Apprenez à les reconnaître sans hésitation.
Observez leur évolution au fil des saisons.
Regardez où elles poussent.
Photographiez leurs feuilles, leurs fleurs et leurs graines.
Puis élargissez progressivement votre connaissance.
Un bon guide botanique et, mieux encore, une sortie organisée avec une personne expérimentée permettent d’aller beaucoup plus loin.
Merci à Michel Rostalsky pour cette découverte
Cette balade du 7 août 2026 aux Carroz d’Arâches a été l’occasion de découvrir toutes ces plantes avec Michel Rostalsky, qui a partagé ses connaissances, ses observations et différents usages traditionnels rencontrés autour des plantes sauvages.

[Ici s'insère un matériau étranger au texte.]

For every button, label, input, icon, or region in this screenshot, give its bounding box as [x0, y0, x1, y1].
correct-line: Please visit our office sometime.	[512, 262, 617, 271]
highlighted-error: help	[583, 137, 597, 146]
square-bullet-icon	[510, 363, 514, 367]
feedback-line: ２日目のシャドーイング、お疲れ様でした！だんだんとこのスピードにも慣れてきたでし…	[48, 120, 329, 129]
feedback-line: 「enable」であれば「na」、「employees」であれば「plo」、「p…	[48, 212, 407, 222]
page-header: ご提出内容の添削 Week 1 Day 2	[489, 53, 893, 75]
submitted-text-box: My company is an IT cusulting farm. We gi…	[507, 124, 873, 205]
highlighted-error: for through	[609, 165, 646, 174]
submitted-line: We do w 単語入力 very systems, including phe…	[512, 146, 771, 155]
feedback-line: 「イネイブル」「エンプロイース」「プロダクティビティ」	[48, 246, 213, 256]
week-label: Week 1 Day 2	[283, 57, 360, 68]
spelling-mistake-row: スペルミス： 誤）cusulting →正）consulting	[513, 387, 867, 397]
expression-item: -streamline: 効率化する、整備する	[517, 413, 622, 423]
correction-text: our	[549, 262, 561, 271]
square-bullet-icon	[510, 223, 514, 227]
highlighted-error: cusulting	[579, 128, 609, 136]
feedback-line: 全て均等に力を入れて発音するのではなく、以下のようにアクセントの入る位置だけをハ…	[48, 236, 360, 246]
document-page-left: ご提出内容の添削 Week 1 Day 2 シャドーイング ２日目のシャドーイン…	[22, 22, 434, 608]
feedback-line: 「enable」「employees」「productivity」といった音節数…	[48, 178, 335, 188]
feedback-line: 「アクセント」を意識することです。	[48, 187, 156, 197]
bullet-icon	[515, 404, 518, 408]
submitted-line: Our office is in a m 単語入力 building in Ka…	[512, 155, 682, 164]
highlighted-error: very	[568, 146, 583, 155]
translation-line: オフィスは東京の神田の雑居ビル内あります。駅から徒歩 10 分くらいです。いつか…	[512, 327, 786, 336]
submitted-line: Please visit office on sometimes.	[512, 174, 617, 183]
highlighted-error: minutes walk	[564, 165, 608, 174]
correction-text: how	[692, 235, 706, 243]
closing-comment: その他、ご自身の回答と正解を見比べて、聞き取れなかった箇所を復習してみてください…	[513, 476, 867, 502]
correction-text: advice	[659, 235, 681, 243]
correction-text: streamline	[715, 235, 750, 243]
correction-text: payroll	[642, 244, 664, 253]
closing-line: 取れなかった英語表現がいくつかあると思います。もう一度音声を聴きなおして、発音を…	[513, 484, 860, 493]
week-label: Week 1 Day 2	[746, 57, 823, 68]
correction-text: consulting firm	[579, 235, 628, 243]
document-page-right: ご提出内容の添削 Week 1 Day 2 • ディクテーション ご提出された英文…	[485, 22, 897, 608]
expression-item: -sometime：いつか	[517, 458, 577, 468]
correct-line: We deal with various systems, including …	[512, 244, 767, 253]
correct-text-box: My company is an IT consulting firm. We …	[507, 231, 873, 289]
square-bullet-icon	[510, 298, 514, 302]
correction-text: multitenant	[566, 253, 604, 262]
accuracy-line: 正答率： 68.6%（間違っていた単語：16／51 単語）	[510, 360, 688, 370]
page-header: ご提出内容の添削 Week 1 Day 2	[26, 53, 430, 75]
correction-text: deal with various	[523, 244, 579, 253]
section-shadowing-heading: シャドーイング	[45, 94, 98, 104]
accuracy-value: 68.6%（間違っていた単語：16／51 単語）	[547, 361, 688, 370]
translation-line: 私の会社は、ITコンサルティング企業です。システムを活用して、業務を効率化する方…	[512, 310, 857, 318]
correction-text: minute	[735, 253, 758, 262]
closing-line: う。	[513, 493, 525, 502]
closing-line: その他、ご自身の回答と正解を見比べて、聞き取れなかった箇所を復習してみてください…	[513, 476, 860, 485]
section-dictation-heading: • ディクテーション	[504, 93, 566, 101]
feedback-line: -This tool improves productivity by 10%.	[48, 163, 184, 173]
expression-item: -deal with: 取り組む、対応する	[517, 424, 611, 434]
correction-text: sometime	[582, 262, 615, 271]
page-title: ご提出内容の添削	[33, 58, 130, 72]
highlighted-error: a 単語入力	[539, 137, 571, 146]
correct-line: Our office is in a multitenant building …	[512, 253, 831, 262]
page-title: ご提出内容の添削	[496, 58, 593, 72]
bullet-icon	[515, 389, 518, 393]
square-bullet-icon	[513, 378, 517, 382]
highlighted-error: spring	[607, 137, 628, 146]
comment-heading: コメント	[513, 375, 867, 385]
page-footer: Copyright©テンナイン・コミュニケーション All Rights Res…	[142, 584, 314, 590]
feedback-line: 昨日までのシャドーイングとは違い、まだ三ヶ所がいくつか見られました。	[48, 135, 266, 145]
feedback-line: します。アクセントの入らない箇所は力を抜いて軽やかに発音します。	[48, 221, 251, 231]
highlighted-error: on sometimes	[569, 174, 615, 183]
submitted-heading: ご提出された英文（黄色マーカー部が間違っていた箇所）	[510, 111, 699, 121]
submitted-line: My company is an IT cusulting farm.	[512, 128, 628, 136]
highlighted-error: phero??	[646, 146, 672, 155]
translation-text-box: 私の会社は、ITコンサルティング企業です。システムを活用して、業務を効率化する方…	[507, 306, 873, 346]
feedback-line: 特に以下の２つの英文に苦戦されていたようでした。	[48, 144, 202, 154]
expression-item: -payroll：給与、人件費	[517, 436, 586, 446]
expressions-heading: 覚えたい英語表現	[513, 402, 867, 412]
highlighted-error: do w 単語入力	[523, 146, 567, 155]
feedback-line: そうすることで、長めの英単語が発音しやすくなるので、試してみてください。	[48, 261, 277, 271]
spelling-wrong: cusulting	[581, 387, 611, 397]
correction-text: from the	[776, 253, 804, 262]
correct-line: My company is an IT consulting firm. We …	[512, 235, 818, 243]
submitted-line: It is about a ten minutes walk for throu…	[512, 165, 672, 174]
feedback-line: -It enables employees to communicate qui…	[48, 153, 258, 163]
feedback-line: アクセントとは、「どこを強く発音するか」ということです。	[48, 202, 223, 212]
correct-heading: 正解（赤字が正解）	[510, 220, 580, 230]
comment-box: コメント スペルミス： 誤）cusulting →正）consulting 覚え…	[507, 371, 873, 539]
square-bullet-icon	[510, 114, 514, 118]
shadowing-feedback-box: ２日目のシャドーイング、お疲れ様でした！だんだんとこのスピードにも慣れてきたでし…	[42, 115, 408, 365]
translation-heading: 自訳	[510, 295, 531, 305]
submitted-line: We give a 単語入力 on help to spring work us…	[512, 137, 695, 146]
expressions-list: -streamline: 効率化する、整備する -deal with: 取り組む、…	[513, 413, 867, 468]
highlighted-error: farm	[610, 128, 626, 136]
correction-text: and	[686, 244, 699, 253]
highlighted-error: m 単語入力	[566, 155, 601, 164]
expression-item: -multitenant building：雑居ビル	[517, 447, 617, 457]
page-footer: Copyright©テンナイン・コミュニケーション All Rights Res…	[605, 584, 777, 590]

Vous pouvez retrouver son univers et ses activités sur sa page Facebook La Nature by Michel Rostalsky :
https://www.facebook.com/lanaturebymichelrostalski/
Cet article est un compte rendu libre de la balade, rédigé à partir de mes propres notes. Michel Rostalsky n’a ni rédigé, ni relu, ni validé cet article et ne saurait être tenu responsable d’une erreur de transcription, d’interprétation ou de l’utilisation qui pourrait être faite des informations qui y figurent.
Avant de consommer une plante sauvage
Découvrir les plantes sauvages est passionnant. Les consommer demande davantage de connaissances.

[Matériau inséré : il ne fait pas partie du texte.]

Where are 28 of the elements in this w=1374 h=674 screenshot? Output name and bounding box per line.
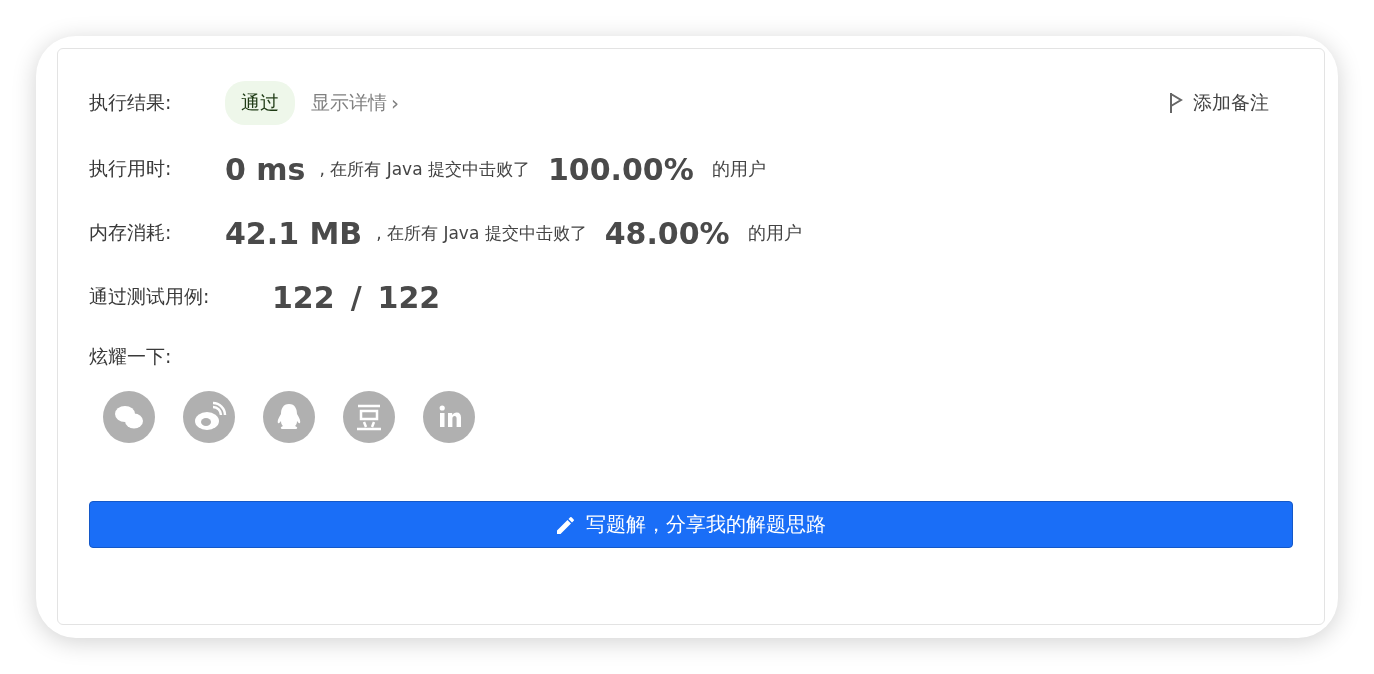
write-solution-button[interactable]: 写题解，分享我的解题思路 (89, 501, 1293, 548)
details-link[interactable]: 显示详情 (311, 90, 387, 116)
chevron-icon: › (391, 91, 399, 115)
douban-share-icon[interactable] (343, 391, 395, 443)
stat-value: 0 ms (225, 151, 306, 187)
stat-percent: 100.00% (547, 151, 694, 187)
status-badge: 通过 (225, 81, 295, 125)
stat-suffix: 的用户 (747, 221, 802, 245)
add-note-button[interactable]: 添加备注 (1169, 90, 1269, 116)
tests-label: 通过测试用例: (89, 284, 211, 309)
stat-value: 42.1 MB (225, 215, 363, 251)
share-label: 炫耀一下: (89, 344, 172, 369)
tests-passed: 122 (272, 279, 335, 315)
stat-label: 执行用时: (89, 156, 173, 181)
stat-percent: 48.00% (604, 215, 730, 251)
linkedin-share-icon[interactable] (423, 391, 475, 443)
pencil-icon (556, 514, 576, 535)
stat-suffix: 的用户 (711, 157, 766, 181)
result-label: 执行结果: (89, 90, 173, 115)
tests-separator: / (350, 279, 362, 315)
stat-text: , 在所有 Java 提交中击败了 (376, 221, 587, 245)
weibo-share-icon[interactable] (183, 391, 235, 443)
stat-text: , 在所有 Java 提交中击败了 (319, 157, 530, 181)
tests-total: 122 (377, 279, 441, 315)
qq-share-icon[interactable] (263, 391, 315, 443)
flag-icon (1169, 92, 1183, 114)
stat-label: 内存消耗: (89, 220, 173, 245)
wechat-share-icon[interactable] (103, 391, 155, 443)
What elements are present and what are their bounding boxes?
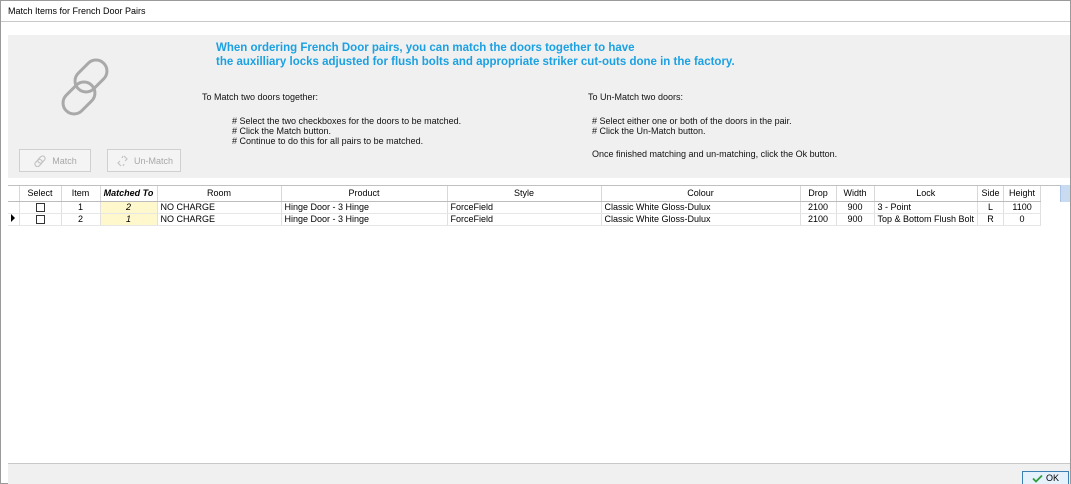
checkmark-icon	[1032, 474, 1043, 483]
select-checkbox[interactable]	[35, 202, 45, 212]
headline-line-2: the auxilliary locks adjusted for flush …	[216, 56, 735, 68]
col-header-side[interactable]: Side	[977, 186, 1005, 202]
matched-to-cell[interactable]: 2	[100, 201, 158, 214]
ok-button-label: OK	[1045, 473, 1059, 483]
matched-to-cell[interactable]: 1	[100, 213, 158, 226]
current-row-arrow-icon	[11, 213, 16, 222]
table-row[interactable]: 2 1 NO CHARGE Hinge Door - 3 Hinge Force…	[8, 213, 1042, 226]
grid-header-row: Select Item Matched To Room Product Styl…	[8, 186, 1042, 202]
room-cell: NO CHARGE	[157, 201, 282, 214]
col-header-room[interactable]: Room	[157, 186, 282, 202]
unmatch-step-1: # Select either one or both of the doors…	[592, 116, 792, 126]
height-cell: 0	[1003, 213, 1042, 226]
match-step-2: # Click the Match button.	[232, 126, 332, 136]
items-grid: Select Item Matched To Room Product Styl…	[8, 185, 1070, 462]
select-checkbox-cell[interactable]	[19, 201, 62, 214]
ok-button[interactable]: OK	[1022, 471, 1069, 484]
select-checkbox-cell[interactable]	[19, 213, 62, 226]
lock-cell: 3 - Point	[874, 201, 979, 214]
col-header-style[interactable]: Style	[447, 186, 602, 202]
width-cell: 900	[836, 213, 875, 226]
side-cell: R	[977, 213, 1005, 226]
col-header-product[interactable]: Product	[281, 186, 448, 202]
product-cell: Hinge Door - 3 Hinge	[281, 213, 448, 226]
style-cell: ForceField	[447, 213, 602, 226]
item-cell: 2	[61, 213, 101, 226]
table-row[interactable]: 1 2 NO CHARGE Hinge Door - 3 Hinge Force…	[8, 201, 1042, 214]
headline-line-1: When ordering French Door pairs, you can…	[216, 42, 635, 54]
product-cell: Hinge Door - 3 Hinge	[281, 201, 448, 214]
select-checkbox[interactable]	[35, 214, 45, 224]
match-step-3: # Continue to do this for all pairs to b…	[232, 136, 424, 146]
items-table: Select Item Matched To Room Product Styl…	[8, 186, 1042, 226]
col-header-height[interactable]: Height	[1003, 186, 1042, 202]
unmatch-button[interactable]: Un-Match	[107, 149, 181, 172]
unmatch-button-label: Un-Match	[133, 155, 173, 166]
link-chain-icon	[61, 58, 109, 116]
grid-column-chooser[interactable]	[1060, 185, 1070, 202]
row-indicator	[8, 201, 20, 214]
col-header-width[interactable]: Width	[836, 186, 875, 202]
colour-cell: Classic White Gloss-Dulux	[601, 213, 801, 226]
unmatch-instructions-title: To Un-Match two doors:	[588, 92, 684, 102]
height-cell: 1100	[1003, 201, 1042, 214]
grid-header-indicator	[8, 186, 20, 202]
item-cell: 1	[61, 201, 101, 214]
window-title: Match Items for French Door Pairs	[8, 6, 146, 16]
match-button[interactable]: Match	[19, 149, 91, 172]
drop-cell: 2100	[800, 201, 837, 214]
bottom-bar	[8, 463, 1070, 484]
width-cell: 900	[836, 201, 875, 214]
headline: When ordering French Door pairs, you can…	[216, 41, 816, 69]
col-header-item[interactable]: Item	[61, 186, 101, 202]
style-cell: ForceField	[447, 201, 602, 214]
instructions-panel: When ordering French Door pairs, you can…	[8, 35, 1070, 178]
unmatch-footer: Once finished matching and un-matching, …	[592, 149, 838, 159]
room-cell: NO CHARGE	[157, 213, 282, 226]
unmatch-step-2: # Click the Un-Match button.	[592, 126, 706, 136]
drop-cell: 2100	[800, 213, 837, 226]
broken-link-icon	[117, 155, 128, 166]
dialog-window: Match Items for French Door Pairs When o…	[0, 0, 1071, 484]
link-icon	[34, 154, 46, 167]
col-header-select[interactable]: Select	[19, 186, 62, 202]
match-button-label: Match	[52, 155, 77, 166]
col-header-drop[interactable]: Drop	[800, 186, 837, 202]
match-step-1: # Select the two checkboxes for the door…	[232, 116, 462, 126]
col-header-colour[interactable]: Colour	[601, 186, 801, 202]
col-header-lock[interactable]: Lock	[874, 186, 979, 202]
col-header-matched-to[interactable]: Matched To	[100, 186, 158, 202]
title-bar: Match Items for French Door Pairs	[1, 1, 1070, 22]
lock-cell: Top & Bottom Flush Bolt	[874, 213, 979, 226]
match-instructions-title: To Match two doors together:	[202, 92, 319, 102]
side-cell: L	[977, 201, 1005, 214]
colour-cell: Classic White Gloss-Dulux	[601, 201, 801, 214]
row-indicator	[8, 213, 20, 226]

Une règle doit toujours primer :
ne consommez jamais une plante dont vous n’êtes pas absolument certain de l’identification.
Certaines plantes toxiques ressemblent à des espèces comestibles.

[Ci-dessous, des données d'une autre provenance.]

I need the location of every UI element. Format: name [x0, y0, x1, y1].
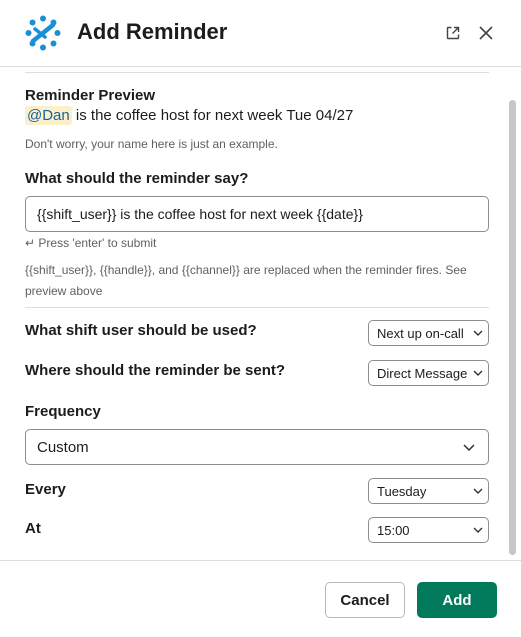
modal-header: Add Reminder [0, 0, 521, 67]
submit-hint: ↵ Press 'enter' to submit [25, 236, 157, 250]
at-select[interactable]: 15:00 [368, 517, 489, 543]
destination-value: Direct Message [377, 365, 468, 381]
chevron-down-icon [468, 527, 488, 533]
modal-body[interactable]: Reminder Preview @Dan is the coffee host… [0, 67, 521, 559]
add-button[interactable]: Add [417, 582, 497, 618]
shift-user-value: Next up on-call [377, 325, 464, 341]
frequency-label: Frequency [25, 403, 101, 420]
every-value: Tuesday [377, 483, 427, 499]
preview-message: is the coffee host for next week Tue 04/… [71, 107, 354, 124]
chevron-down-icon [468, 488, 488, 494]
preview-text: @Dan is the coffee host for next week Tu… [25, 106, 354, 125]
destination-label: Where should the reminder be sent? [25, 362, 286, 379]
chevron-down-icon [468, 370, 488, 376]
preview-note: Don't worry, your name here is just an e… [25, 137, 278, 151]
placeholder-help: {{shift_user}}, {{handle}}, and {{channe… [25, 263, 467, 298]
divider [25, 307, 489, 308]
external-link-icon [446, 26, 460, 40]
chevron-down-icon [468, 330, 488, 336]
app-logo-icon [25, 15, 61, 51]
popout-button[interactable] [440, 20, 466, 46]
divider [25, 72, 489, 73]
shift-user-label: What shift user should be used? [25, 322, 257, 339]
close-button[interactable] [473, 20, 499, 46]
at-label: At [25, 520, 41, 537]
every-select[interactable]: Tuesday [368, 478, 489, 504]
modal-footer: Cancel Add [0, 560, 521, 637]
destination-select[interactable]: Direct Message [368, 360, 489, 386]
cancel-button[interactable]: Cancel [325, 582, 405, 618]
at-value: 15:00 [377, 522, 410, 538]
frequency-value: Custom [37, 438, 89, 456]
chevron-down-icon [450, 443, 488, 451]
mention-chip: @Dan [25, 106, 72, 125]
shift-user-select[interactable]: Next up on-call [368, 320, 489, 346]
frequency-select[interactable]: Custom [25, 429, 489, 465]
reminder-message-input[interactable] [25, 196, 489, 232]
close-icon [479, 26, 493, 40]
modal-title: Add Reminder [77, 19, 228, 44]
scrollbar[interactable] [509, 100, 516, 555]
preview-heading: Reminder Preview [25, 87, 156, 104]
every-label: Every [25, 481, 66, 498]
message-label: What should the reminder say? [25, 170, 249, 187]
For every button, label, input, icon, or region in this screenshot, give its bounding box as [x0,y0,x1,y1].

Il faut également tenir compte :
- des interactions avec les médicaments ;
- des allergies ;
- de la grossesse et de l’allaitement ;
- de l’âge ;
- de l’état de santé ;
- de la partie de la plante utilisée ;
- de la quantité consommée ;
- des éventuelles protections réglementaires de certaines espèces ;
- du lieu de récolte et des risques de pollution.
Les usages médicinaux mentionnés dans cet article correspondent à des usages traditionnels et sont présentés à titre culturel et informatif. Ils ne constituent ni un diagnostic, ni une prescription, ni un conseil médical.
En cas de problème de santé, demandez conseil à un professionnel de santé compétent.
Et si votre prochaine balade commençait devant votre porte ?
Nous avons parfois l’impression qu’il faut partir loin pour découvrir la nature.
Pourtant, l’extraordinaire se trouve souvent à quelques mètres de chez nous.
Dans une prairie.
Sur le bord d’un chemin.
Au pied d’un mur.
Dans un jardin.
Au bord d’un bois.
Apprendre à reconnaître les plantes sauvages transforme progressivement notre relation avec notre environnement.
On ne voit plus simplement « de l’herbe ».
On commence à voir des espèces.
Puis des familles.
Des usages.
Des saisons.
Des interactions.
Et derrière chaque plante apparaît une petite partie de notre histoire commune avec le monde végétal.
Alors, lors de votre prochaine promenade, ralentissez.
Regardez autour de vous.
Et surtout, regardez à vos pieds.
Vous pourriez être surpris par tout ce que la nature a à vous montrer.